Late 2008 and this year, eight people died and at least 19,000 people in 43 states, most of them children, became sick in the outbreak of food poisoning from eating products containing peanuts, according to the Centers for Disease Control and Prevention.

This infection triggered the most extensive food recall ever in U.S. history, involving at least 186 companies and 1,790 different products that contained PCA ingredients. The recall included everything produced at the company's Blakely, Ga., plant since 1 January 2007.

Salmonella is a bacilli that can cause diarrheal illness in humans. They are microscopic living creatures that pass from the feces of people or animals to other people or other animals. The Salmonella family includes over 2,300 serotypes of bacteria, which are one-celled organisms too small to see without a microscope. Two types, Salmonella Enteritidis and Salmonella Typhimurium are the most common in the U.S. and account for half of all human infections.

Strains that cause no symptoms in animals can make people sick, and vice versa. If present in food, it does not usually affect the taste, smell, or appearance of the food.
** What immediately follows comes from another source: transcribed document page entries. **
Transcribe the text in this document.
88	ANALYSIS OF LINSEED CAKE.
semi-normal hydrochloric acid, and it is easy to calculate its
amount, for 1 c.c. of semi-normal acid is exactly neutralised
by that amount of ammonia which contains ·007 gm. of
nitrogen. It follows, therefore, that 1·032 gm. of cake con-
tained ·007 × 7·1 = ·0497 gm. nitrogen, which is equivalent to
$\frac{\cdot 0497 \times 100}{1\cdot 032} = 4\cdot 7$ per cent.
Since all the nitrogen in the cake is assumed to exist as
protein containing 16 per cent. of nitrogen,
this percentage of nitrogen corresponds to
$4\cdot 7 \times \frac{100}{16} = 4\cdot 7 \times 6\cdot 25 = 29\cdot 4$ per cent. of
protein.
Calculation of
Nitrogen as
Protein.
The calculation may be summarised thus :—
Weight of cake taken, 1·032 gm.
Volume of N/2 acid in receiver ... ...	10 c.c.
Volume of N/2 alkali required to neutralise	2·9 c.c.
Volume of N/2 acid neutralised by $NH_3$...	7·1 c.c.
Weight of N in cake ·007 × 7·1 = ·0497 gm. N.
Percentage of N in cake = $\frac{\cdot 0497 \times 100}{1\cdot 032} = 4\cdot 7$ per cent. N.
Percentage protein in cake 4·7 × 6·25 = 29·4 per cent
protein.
The bacteria live in the intestinal tracts of infected animals and humans.

People contracting the bug experience diarrhea, abdominal cramps, and fever within eight to 72 hours of eating the contaminated food. Additional symptoms may be chills, headache, nausea, and vomiting. Symptoms usually disappear within four to seven days.

Many people with salmonellosis recover without treatment and may never see a doctor. However, Salmonella infections can be life threatening especially for infants, young children, pregnant women, older adults, and people with weakened immune systems.

The New York Times reported the FDA accused the PCA of repeatedly shipping peanut butter and other products right after discovering Salmonella. PCA is under criminal investigation.